Delhi to Kolkata
Who knew that a day of transit could be just as tiring as a full day of touring? We started with a delicious breakfast at the hotel then finished packing to be ready for our bus transfer to the airport bound for Kolkata, (formerly known as Calcutta, in the West Bengal region of India.) And just because I know all of you are worried sick about me and monkeys, I’m pleased to announce that I haven’t seen one yet. John saw one in a tree while we were on the bus, but clearly Little Baby Jesus heard my prayers and intervened.
We met our new local tour guide, Sumin (pronounced Shoemin,)as we boarded the bus bound for the Hooghly River, a tributary of the Ganges, about an hour and a half away. This is hometown for Sumin, and he is incredibly knowledgeable about the history and culture here. With a population of over 15 million people, Kolkata is the 13th most populous urban area in the world.

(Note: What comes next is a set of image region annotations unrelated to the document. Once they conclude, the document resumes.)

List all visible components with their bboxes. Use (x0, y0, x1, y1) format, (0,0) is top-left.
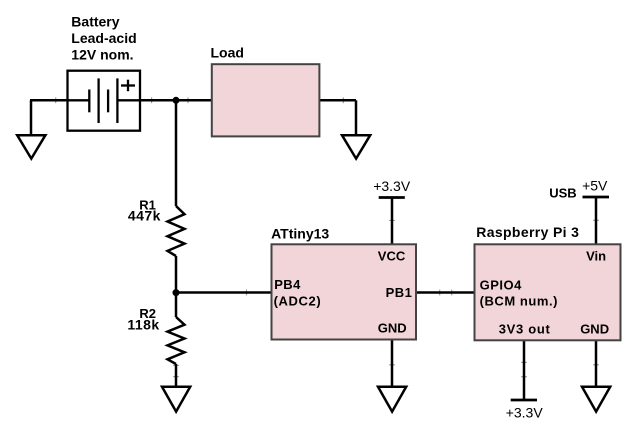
svg-text:USB: USB (549, 185, 576, 200)
svg-text:PB1: PB1 (386, 285, 413, 300)
svg-text:(BCM num.): (BCM num.) (480, 294, 558, 309)
svg-text:Lead-acid: Lead-acid (71, 30, 136, 46)
svg-text:+3.3V: +3.3V (506, 404, 544, 420)
svg-text:Raspberry Pi 3: Raspberry Pi 3 (476, 224, 579, 240)
svg-text:3V3 out: 3V3 out (499, 321, 551, 336)
svg-text:VCC: VCC (378, 249, 406, 264)
svg-text:GND: GND (580, 321, 609, 336)
svg-text:118k: 118k (127, 316, 159, 332)
svg-text:GND: GND (378, 321, 407, 336)
svg-text:(ADC2): (ADC2) (274, 293, 322, 308)
svg-text:12V nom.: 12V nom. (71, 46, 133, 62)
svg-text:+5V: +5V (582, 177, 608, 193)
svg-text:Vin: Vin (586, 249, 606, 264)
svg-text:ATtiny13: ATtiny13 (271, 226, 329, 242)
svg-text:+3.3V: +3.3V (373, 178, 411, 194)
svg-text:GPIO4: GPIO4 (480, 277, 523, 292)
svg-text:Battery: Battery (71, 14, 119, 30)
svg-text:Load: Load (211, 45, 244, 61)
svg-text:447k: 447k (128, 208, 161, 224)
svg-text:PB4: PB4 (274, 277, 301, 292)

Just in case any of us were in the mood for an early Christmas, Kolkata obliged with a full on light show celebrating Diwali. Buildings draped in vertical strands of lights from roof to ground lined both sides of streets. Newly constructed temporary temples greeted Hindu faithful with flowers and candles. Street market vendors touted every day wares, street food and endless marigolds as customers made their way through busy markets.
Even though it was dark, we were able to see a little bit of Kolkata on the way to the boat. The area is very poor and it’s very humbling to see how different life is from what we might take for granted—-piles of garbage like municipal landfills right next to where people live, dilapidated buildings with or without glass on windows, laundry hanging outside to dry on busy, dusty streets.
The crew of the Ganges Voyager gave us a warm welcome and presented us each with a garland of marigold flowers. We settled into our beautiful British Colonial staterooms and explored this gorgeous ship as we headed toward the dining room for our first meal.
The most exciting thing that happened all day occurred at dinner. Apparently, I got over stimulated when serving myself lentil soup and poured at least half a ladle of boiling soup onto my left hand. It burnt like hell, but the staff was very helpful in providing me with burn cream and ice. Part of me was hoping it would leave me with a scar in the shape of India as a memento of the time I lived there, then I remembered that there are other ways to take home a souvenir.
It took all our fortitude, but we successfully completed dinner and attended the Welcome & Safety Briefing without falling asleep. We arrived back at our stateroom, and hung our marigold garlands on the sconces near the mirror, still not believing how lucky we are to explore this magical place in the world.